Si la matière visible est composée de neutrons, de protons et d’électrons, les chercheurs ne sont toujours pas parvenus à identifier les éléments constitutifs de la matière noire.
Gaz moléculaire, étoiles mortes, naines brunes en grand nombre (corps céleste plus grand qu’une planète, mais plus petit qu’une étoile) ou bien trous noirs : plusieurs hypothèses cohabitent pour expliquer la composition de la matière noire…
L’écart entre la vitesse de rotation des étoiles mesurée dans les galaxies, et la vitesse à laquelle elles devraient tourner, selon les lois de la gravitation découvertes par Newton, serait la preuve de son existence. Problème : l’absence de matière noire, constatée dans une galaxie, est elle aussi mise en avant comme une preuve de sa réalité…
3. Les mégalithes de Stonehenge
Des dizaines de pierres, ou plutôt des mégalithes, immenses et disposées en cercles. À 13 km de Salisbury, dans le sud de l’Angleterre, le site de Stonehenge, apparu il y a environ 4 000 ans, intrigue encore historiens et archéologues.
Comment ces pierres, dont certaines mesurent 9 mètres de haut et pèsent 25 tonnes, ont pu « atterrir » à la verticale sur ces terres du comté de Wilshire ?
Publiée dans la revue Antiquity, une étude menée par des archéologues et géologues de l’université de Londres (UCL) suggère qu’une partie du monument a d’abord été érigée dans ce qui est aujourd’hui le Pays de Galles. Des pierres extraites 500 ans avant Stonehenge auraient été dressées à environ 225 kilomètres de là… Stonehenge serait donc un monument de seconde main !
4. La quadrature du cercle
C’est devenu l’expression qui désigne un problème impossible à résoudre. La quadrature du cercle consiste à construire un carré de même aire qu’un disque donné, à l’aide d’une règle et d’un compas.
Mêlant mathématiques et géométrie, c’est un casse-tête sur lequel les savants se seraient arraché les cheveux pendant plus de trois millénaires, avant que le mathématicien allemand Ferdinand von Lindemann ne le déclare insoluble, en 1882.
5. Le triangle des Bermudes
On a tout entendu ou presque sur cette étendue de mer située entre la Floride, les Bermudes et Porto Rico. Fait troublant : plusieurs dizaines de navires et d’avions se sont volatilisées à l’approche des eaux des Bermudes, dans les Caraïbes.

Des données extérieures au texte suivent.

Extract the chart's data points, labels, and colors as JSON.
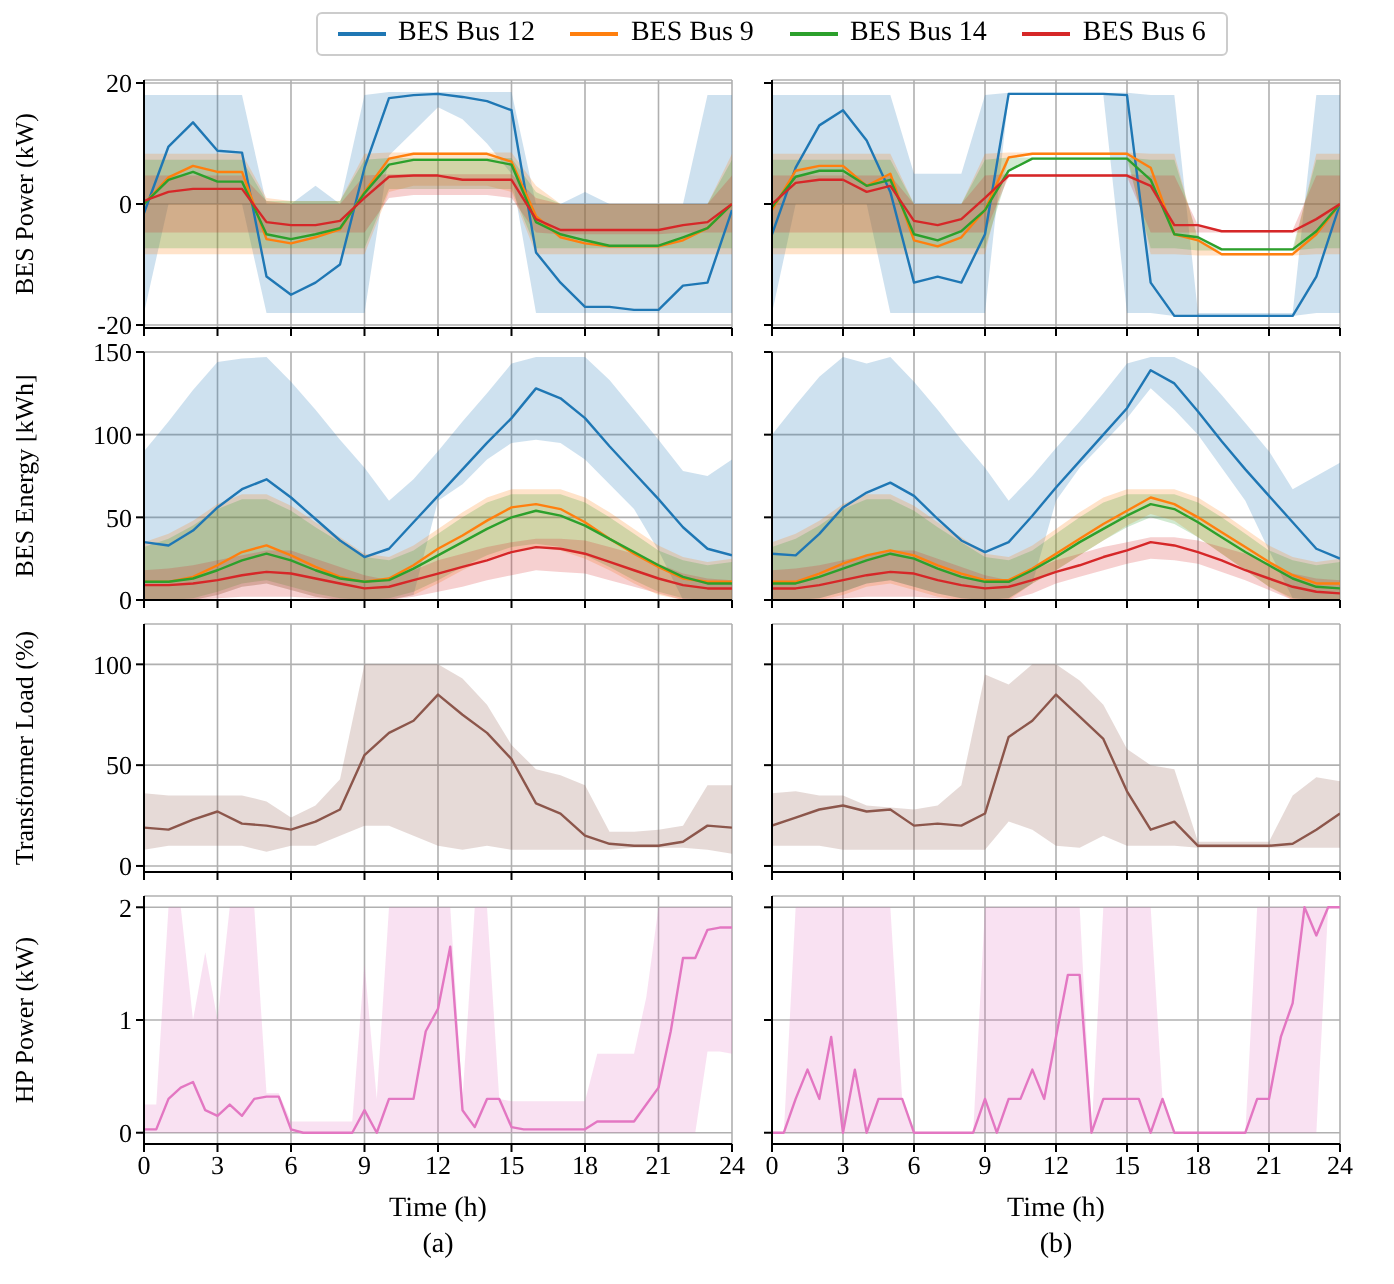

Seize entre 1900 et 1950, une cinquantaine dans la seconde moitié du XXe siècle et déjà huit depuis le début des années 2000. Particulièrement médiatisée, la disparition inexpliquée de cinq avions torpilleurs Avenger en 1945 contribua à forger la légende, mais aussi le fantasme qui entoure le Triangle des Bermudes.
Récemment, une étude scientifique menée à l’aide d’un sonar a révélé que les Bermudes se trouvent au sommet d’une immense montagne sous-marine de 4 000 mètres de haut. La cartographie du sonar montrait alors que le piège mortel du triangle des Bermudes est entouré de récifs très acérés pouvant atteindre 12 mètres de hauteur, mais aussi d’immenses tunnels. Phénomène naturel, ces tunnels créeraient une forte aspiration et d’immenses tourbillons. Un enfer pour les marins, mais qui n’explique toujours pas la disparition de nombreux avions dans cette zone.